If you keep track of the date and versions you will see that [all] of the device drivers installed by the disc are old and walk over the SP2 device drivers. By "rolling back" you are actually (undoing) what the disc did and restoring the newer SP2 device drivers. Once this is done, clicking on the TV app will begin normal setup because the newer device drivers are "fully" compatible with the XPSP2 Kernel.
The signal will (not) be as clear and stable as it would be if you started from XP-SP1, installed the ATI disc with those device drivers, then installed SP2.. this is superior to working-around the problem. I suspect some part is not restored with the "rollback" which cleans up "more" of the signal than if all of the device drivers were installed correctly the first time through.. from XP-SP1 to disc to XP-SP2
The device driver + MMC disc [ 180-V01084-100 ] has an installer called the "Catalyst" which installs device drivers, common dependencies for the MMC and then installs the MMC 8.8
Shortly after starting it offers install everything [Express Settings] or install only selected things [Custom Settings]. But the device drivers are "mandatory" .. you cannot [deselect] them and install only the MMC 8.8 .. so its an all or nothing bargain. If you want to install MMC 8.8 you must install the version of device drivers included on the disc, and they are not compatible "Fully" with the XP after Service Pack 2 has been applied. Your ("best
") option is to start with a system that has XP but only Service Pack 1 applied, then install the ATI disc device drivers (which are older but "Fully" compatible with XP Service Pack 1 ) then you "can" set up ATI TV, it does not complain. And only then install XP Service Pack 2, this will update the device drivers "Fully" and be compatible with XP with Service Pack 2
It sounds tortuous, but the picture quality and capture signal stability are very apparent. You can tell when the device drivers are wrong in VirtualDub
, and when the rollback method has been used. Its "very" noticeable. The correct order makes a very good picture.

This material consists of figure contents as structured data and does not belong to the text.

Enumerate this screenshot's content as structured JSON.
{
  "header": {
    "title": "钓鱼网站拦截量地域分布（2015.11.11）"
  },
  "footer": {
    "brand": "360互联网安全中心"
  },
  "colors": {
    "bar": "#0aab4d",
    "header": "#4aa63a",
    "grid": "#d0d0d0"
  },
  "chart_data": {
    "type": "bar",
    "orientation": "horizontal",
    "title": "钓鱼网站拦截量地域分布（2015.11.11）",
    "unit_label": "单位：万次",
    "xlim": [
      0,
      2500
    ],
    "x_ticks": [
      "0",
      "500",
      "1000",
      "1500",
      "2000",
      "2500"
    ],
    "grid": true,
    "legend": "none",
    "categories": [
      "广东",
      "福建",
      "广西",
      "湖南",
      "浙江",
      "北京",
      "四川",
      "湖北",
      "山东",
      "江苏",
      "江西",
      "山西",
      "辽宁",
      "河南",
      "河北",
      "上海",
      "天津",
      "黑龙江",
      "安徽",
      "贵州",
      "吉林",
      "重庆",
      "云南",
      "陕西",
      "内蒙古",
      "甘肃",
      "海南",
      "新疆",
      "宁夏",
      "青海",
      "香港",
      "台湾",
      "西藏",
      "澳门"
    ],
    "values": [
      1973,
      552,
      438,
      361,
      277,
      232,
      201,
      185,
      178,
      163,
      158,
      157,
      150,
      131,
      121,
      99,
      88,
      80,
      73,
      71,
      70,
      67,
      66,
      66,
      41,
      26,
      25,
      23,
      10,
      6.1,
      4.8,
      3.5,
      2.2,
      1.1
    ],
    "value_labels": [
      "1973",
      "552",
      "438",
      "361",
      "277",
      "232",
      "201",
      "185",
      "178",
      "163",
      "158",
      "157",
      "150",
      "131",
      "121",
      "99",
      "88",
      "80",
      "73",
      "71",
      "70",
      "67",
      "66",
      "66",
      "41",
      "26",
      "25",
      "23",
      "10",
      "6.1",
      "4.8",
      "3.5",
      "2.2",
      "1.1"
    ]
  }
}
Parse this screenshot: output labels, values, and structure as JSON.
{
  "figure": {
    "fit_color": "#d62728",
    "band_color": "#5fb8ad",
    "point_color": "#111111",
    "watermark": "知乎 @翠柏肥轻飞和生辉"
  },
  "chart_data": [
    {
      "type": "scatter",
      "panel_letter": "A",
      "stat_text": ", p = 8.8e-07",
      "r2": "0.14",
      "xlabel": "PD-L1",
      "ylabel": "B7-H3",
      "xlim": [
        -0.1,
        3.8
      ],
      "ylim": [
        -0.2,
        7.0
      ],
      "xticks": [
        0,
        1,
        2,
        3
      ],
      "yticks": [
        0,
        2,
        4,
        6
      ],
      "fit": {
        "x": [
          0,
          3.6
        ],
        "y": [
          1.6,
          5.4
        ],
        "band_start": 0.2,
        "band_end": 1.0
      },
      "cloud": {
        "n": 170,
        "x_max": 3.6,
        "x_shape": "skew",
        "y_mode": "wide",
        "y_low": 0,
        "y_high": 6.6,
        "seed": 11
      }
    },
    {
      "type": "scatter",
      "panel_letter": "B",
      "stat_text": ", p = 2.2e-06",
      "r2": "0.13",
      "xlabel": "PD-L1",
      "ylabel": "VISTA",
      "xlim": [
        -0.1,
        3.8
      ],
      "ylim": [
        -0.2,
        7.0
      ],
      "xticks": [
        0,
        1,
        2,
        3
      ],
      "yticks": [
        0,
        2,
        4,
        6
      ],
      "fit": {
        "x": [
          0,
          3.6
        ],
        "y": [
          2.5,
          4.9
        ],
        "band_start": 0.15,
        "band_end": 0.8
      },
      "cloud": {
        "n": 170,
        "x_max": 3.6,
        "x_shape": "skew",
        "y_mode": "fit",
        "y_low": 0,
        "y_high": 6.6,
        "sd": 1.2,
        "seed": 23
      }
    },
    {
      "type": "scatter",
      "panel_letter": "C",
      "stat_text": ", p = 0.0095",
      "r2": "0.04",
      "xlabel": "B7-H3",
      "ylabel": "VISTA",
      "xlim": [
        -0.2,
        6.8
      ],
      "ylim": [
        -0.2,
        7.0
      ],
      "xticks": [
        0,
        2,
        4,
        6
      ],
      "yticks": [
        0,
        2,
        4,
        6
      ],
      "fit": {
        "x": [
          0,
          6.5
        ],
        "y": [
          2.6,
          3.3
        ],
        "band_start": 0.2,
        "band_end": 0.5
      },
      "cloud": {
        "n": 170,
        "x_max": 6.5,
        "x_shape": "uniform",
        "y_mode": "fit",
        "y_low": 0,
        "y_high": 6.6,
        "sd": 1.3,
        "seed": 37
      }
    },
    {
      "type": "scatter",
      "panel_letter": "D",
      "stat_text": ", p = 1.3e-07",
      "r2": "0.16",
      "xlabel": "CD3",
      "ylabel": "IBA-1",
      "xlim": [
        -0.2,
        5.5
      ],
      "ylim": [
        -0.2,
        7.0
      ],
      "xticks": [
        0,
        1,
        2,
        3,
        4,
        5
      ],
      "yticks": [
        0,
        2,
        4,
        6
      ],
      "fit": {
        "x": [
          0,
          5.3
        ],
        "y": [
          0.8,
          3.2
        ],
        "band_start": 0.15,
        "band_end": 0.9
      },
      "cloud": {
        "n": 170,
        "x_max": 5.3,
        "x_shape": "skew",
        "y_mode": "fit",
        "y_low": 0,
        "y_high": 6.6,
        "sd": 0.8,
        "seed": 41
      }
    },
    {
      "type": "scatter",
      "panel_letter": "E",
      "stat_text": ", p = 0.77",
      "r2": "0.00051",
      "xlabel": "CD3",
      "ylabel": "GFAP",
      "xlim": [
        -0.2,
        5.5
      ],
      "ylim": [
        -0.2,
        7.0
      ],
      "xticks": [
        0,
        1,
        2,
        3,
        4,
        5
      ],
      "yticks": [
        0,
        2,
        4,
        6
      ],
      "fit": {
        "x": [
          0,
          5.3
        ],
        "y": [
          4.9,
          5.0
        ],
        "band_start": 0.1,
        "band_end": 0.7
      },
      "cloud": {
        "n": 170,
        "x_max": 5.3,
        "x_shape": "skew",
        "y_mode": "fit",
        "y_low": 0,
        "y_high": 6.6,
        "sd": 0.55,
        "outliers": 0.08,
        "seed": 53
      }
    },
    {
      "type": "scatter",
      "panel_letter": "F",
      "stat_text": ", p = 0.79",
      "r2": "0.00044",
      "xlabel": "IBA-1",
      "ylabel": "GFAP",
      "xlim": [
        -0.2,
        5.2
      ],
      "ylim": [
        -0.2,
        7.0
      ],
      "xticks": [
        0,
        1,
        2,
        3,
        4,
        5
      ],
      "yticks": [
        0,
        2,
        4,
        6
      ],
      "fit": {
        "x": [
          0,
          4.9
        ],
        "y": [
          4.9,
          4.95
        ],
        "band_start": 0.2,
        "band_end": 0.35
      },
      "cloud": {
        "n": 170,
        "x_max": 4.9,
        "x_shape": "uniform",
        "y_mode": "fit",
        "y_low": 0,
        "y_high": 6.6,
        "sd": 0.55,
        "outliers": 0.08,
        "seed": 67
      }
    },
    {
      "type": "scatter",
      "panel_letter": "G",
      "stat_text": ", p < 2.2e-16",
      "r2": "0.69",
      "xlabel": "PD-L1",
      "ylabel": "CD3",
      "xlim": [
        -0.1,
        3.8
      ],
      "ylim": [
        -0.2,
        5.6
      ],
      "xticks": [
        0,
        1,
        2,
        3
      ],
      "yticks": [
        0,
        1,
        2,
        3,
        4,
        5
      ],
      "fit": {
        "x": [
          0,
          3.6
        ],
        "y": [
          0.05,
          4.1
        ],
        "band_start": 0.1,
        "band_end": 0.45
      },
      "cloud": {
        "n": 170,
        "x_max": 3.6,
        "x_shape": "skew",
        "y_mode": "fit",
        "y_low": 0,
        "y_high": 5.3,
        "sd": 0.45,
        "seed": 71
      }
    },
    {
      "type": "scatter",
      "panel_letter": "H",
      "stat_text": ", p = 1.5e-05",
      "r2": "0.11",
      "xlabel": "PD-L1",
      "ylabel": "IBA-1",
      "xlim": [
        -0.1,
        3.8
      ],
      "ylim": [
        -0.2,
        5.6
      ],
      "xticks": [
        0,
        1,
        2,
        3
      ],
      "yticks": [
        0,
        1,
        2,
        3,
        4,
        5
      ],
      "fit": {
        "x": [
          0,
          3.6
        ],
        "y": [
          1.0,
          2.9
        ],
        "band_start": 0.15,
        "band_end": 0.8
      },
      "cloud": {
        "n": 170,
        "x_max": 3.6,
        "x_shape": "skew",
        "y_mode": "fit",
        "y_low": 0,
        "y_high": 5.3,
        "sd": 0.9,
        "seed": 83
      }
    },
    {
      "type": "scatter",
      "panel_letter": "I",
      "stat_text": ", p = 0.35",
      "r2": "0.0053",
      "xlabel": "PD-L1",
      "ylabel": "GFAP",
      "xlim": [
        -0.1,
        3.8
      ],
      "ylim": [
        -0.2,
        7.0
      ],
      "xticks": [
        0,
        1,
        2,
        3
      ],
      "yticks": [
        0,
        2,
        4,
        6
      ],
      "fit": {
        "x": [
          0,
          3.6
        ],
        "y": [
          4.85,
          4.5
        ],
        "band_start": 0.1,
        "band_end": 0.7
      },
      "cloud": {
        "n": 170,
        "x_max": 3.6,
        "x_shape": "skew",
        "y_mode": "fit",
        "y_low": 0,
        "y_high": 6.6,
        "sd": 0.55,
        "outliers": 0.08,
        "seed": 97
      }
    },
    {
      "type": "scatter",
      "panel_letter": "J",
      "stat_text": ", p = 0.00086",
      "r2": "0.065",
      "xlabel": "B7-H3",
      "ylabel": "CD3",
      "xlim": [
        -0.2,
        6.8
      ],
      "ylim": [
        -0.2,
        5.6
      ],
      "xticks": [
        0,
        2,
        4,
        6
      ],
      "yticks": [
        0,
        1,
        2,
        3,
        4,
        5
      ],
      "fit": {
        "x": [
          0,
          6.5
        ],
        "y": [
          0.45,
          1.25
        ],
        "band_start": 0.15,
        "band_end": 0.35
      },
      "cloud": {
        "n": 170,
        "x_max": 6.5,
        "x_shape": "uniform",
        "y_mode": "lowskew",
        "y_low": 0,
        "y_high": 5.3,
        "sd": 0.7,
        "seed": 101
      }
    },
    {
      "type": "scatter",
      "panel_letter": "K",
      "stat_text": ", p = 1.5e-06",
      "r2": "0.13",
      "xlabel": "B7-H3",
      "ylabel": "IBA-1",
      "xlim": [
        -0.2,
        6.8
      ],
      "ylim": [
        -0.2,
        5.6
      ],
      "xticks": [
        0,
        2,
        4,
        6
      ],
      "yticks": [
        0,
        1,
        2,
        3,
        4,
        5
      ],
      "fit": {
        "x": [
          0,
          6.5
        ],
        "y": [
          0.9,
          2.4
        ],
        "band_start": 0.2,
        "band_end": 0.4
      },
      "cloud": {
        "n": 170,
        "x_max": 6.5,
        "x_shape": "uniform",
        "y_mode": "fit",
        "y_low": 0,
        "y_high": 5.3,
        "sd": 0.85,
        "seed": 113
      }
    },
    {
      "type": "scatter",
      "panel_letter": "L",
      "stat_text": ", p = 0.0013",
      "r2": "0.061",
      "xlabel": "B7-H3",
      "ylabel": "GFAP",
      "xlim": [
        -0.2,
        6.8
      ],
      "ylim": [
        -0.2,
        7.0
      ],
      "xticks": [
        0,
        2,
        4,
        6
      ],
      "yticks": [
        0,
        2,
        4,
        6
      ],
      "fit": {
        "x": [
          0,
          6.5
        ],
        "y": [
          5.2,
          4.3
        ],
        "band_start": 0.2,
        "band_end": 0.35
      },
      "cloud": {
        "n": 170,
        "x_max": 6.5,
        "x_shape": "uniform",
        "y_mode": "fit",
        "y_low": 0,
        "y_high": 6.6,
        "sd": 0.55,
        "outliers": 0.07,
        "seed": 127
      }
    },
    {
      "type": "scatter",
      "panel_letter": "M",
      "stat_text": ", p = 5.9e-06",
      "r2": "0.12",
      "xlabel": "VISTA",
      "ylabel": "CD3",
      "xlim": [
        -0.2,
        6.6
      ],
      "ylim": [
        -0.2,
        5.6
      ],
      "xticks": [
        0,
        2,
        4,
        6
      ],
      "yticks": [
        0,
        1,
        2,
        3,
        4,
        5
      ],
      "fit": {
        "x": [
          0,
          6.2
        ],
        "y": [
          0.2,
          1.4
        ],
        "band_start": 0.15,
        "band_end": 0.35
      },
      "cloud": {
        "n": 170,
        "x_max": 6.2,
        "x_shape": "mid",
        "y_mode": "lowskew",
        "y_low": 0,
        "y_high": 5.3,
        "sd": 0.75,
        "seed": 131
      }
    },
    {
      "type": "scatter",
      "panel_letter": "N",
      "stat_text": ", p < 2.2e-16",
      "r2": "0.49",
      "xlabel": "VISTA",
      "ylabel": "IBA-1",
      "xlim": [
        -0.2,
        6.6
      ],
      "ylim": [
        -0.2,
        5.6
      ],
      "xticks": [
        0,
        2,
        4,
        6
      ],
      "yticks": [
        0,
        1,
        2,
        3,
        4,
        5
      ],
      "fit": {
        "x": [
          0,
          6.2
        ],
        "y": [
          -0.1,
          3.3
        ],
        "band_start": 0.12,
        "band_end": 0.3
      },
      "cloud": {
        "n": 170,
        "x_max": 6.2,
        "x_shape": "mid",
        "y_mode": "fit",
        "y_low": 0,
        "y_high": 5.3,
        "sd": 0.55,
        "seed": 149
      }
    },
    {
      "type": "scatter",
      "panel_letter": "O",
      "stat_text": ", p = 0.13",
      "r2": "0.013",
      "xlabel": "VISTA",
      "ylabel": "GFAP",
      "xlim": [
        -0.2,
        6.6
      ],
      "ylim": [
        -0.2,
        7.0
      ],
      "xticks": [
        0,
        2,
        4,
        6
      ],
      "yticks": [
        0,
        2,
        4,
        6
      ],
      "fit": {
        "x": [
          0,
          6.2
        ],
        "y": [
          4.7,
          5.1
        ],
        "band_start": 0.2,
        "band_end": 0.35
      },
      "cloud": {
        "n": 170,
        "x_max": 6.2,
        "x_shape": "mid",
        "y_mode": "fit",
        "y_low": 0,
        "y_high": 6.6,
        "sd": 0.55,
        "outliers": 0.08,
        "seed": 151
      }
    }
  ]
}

Once you have the system in a crystal clear, locked state. Make a good full system backup and keep it handy should you need to restore to that known state.
I did hook up a PAL_B source and captured with the 9200 with no problem. But I see people were speaking of the Elite or 550 not supporting PAL_N.
The 9200 like all of the 9000 series cards had the Theater 200 chip, while the Elite or 550 has the Theater 550 pro chip. They were designed and made by different companies.
The Theater 200 was designed and made by ATI technologies.
The Theater 550 chip was acquired from outside ATI after an acquisition and released after ATI was acquired by AMD.
The 550 chip was targeted as the AMD Tivo killer for cable and satellite boxes as a PVR on a chip. It included full hardware MPEG2 encoding on chip and did not have the flexibility of the 200 chip.
Optional AGC by-pass was removed and many functions were defaulted and optimized for time shifting.
Since it was primarily targeting the US Home market, its not surprising that it may not support all PAL variations. ATI had a lot of International sales experience. AMD was new to the graphics market and focused mostly on the US market.
If you have the Turtle Beach, Santa Cruz sound card. You can use the systray Santa Cruz "mixer" to [enable] audio playback for the Line Input.. (un-mute it) and that [ will not
] cause latency issues while performing video and audio capture in VirtualDub. To be clear, [Do Not
Enable "Audio Playback"] in the VirtualDub Audio (menu).
This particular sound card has an [onboard] hardware mixer which will route captured audio direct to its audio out connector on the back of the card and not add any additional load to the system performing the video capture.
This is definitely not an option on cheaper sound cards. But its a welcome feature with the Santa Cruz sound card.